Hier, mardi 15 septembre, le commandant du 3e corps d’armée ukrainien, Andriy Biletsky, a confirmé les rumeurs d’une contre-offensive en cours dans le nord de l’oblast de Donetsk. Biletsky a annoncé que les forces ukrainiennes avaient libéré l’équivalent de 85 km² de territoire autour de Lyman, et avaient contraint l’armée russe à replier ses approvisionnements en carburant vers l’oblast russe de Voronej, à une centaine de kilomètres 1.
Il s’agit de la première fois que Kiev repousse significativement l’armée russe dans ce secteur du front depuis près de quatre ans.
- Lyman, une ville du nord de l’oblast de Donetsk dont la population s’élevait à 20 000 habitants avant la guerre, avait été libérée en octobre 2022 par les forces ukrainiennes après cinq mois d’occupation russe.
- La situation s’était toutefois détériorée depuis : en novembre 2025, Deep State rapportait des infiltrations russes dans la ville depuis le sud-est.
- Le groupe notait alors que « la pression constante exercée par les forces russes et leur supériorité numérique peuvent à tout moment changer la situation ».

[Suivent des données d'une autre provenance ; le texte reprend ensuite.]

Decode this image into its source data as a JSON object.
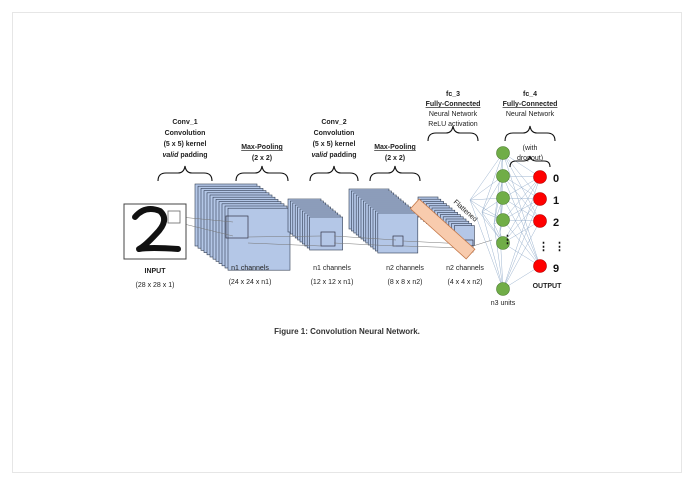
{
  "diagram": {
    "input": {
      "title": "INPUT",
      "dims": "(28 x 28 x 1)"
    },
    "conv1": {
      "name": "Conv_1",
      "type": "Convolution",
      "kernel": "(5 x 5) kernel",
      "padding_italic": "valid",
      "padding_rest": " padding",
      "channels": "n1 channels",
      "dims": "(24 x 24 x n1)"
    },
    "pool1": {
      "name": "Max-Pooling",
      "size": "(2 x 2)",
      "channels": "n1 channels",
      "dims": "(12 x 12 x n1)"
    },
    "conv2": {
      "name": "Conv_2",
      "type": "Convolution",
      "kernel": "(5 x 5) kernel",
      "padding_italic": "valid",
      "padding_rest": " padding",
      "channels": "n2 channels",
      "dims": "(8 x 8 x n2)"
    },
    "pool2": {
      "name": "Max-Pooling",
      "size": "(2 x 2)",
      "channels": "n2 channels",
      "dims": "(4 x 4 x n2)"
    },
    "flatten": {
      "label": "Flattened"
    },
    "fc3": {
      "name": "fc_3",
      "type": "Fully-Connected",
      "desc1": "Neural Network",
      "desc2": "ReLU activation",
      "units": "n3 units"
    },
    "fc4": {
      "name": "fc_4",
      "type": "Fully-Connected",
      "desc1": "Neural Network",
      "dropout1": "(with",
      "dropout2": "dropout)"
    },
    "output": {
      "title": "OUTPUT",
      "labels": [
        "0",
        "1",
        "2",
        "⋮",
        "9"
      ]
    },
    "caption": "Figure 1: Convolution Neural Network."
  },
  "colors": {
    "conv": "#b4c7e7",
    "outline": "#2f3b52",
    "fc_node": "#70ad47",
    "out_node": "#ff0000",
    "flatten": "#f8cbad",
    "flatten_border": "#c5794a",
    "line": "#9db4cf"
  }
}
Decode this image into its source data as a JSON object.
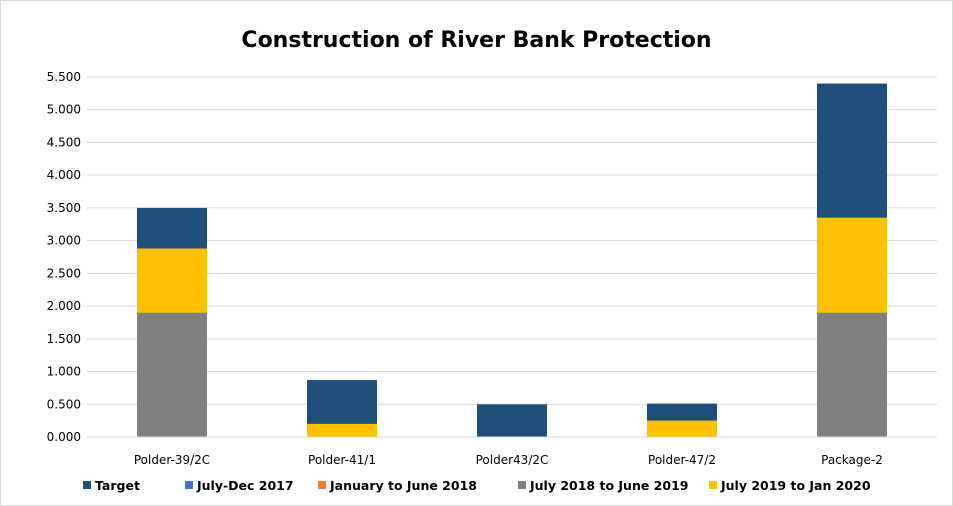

L’opération, baptisée « Vivaldi », est entourée d’un silence opérationnel similaire à celui qui avait caractérisé la contre-offensive menée au premier semestre dans le sud du pays, et qui avait conduit à la libération de 745 km² de territoire dans les régions de Dnipropetrovsk, Donetsk et Zaporijia.
- Ce « black-out médiatique » répond autant à des raisons de sécurité qu’à la volonté de ne pas inciter le commandement russe à allouer davantage de ressources pour repousser les avancées ukrainiennes.
- Les quatre années de guerre ont en effet montré que le décalage entre la perception de Moscou et la réalité des rapports de force sur le front avait tendance à créer des conditions favorables pour Kiev.
En raison de la volonté des responsables militaires russes de ne pas communiquer au pouvoir politique les échecs ou l’absence de réussite sur le front, l’armée russe pourrait avoir laissé la situation se dégrader depuis plusieurs mois sans réagir à temps.
- Selon l’analyste Clément Molin, la contre-attaque ukrainienne dans le secteur de Lyman aurait été lancée dès la fin du mois de mai 2.
- Biletsky affirme que la libération de 85 km² ne constituerait que la première phase d’une opération plus longue, ce qui laisse supposer que le territoire libéré pourrait être plus important à l’issue de celle-ci.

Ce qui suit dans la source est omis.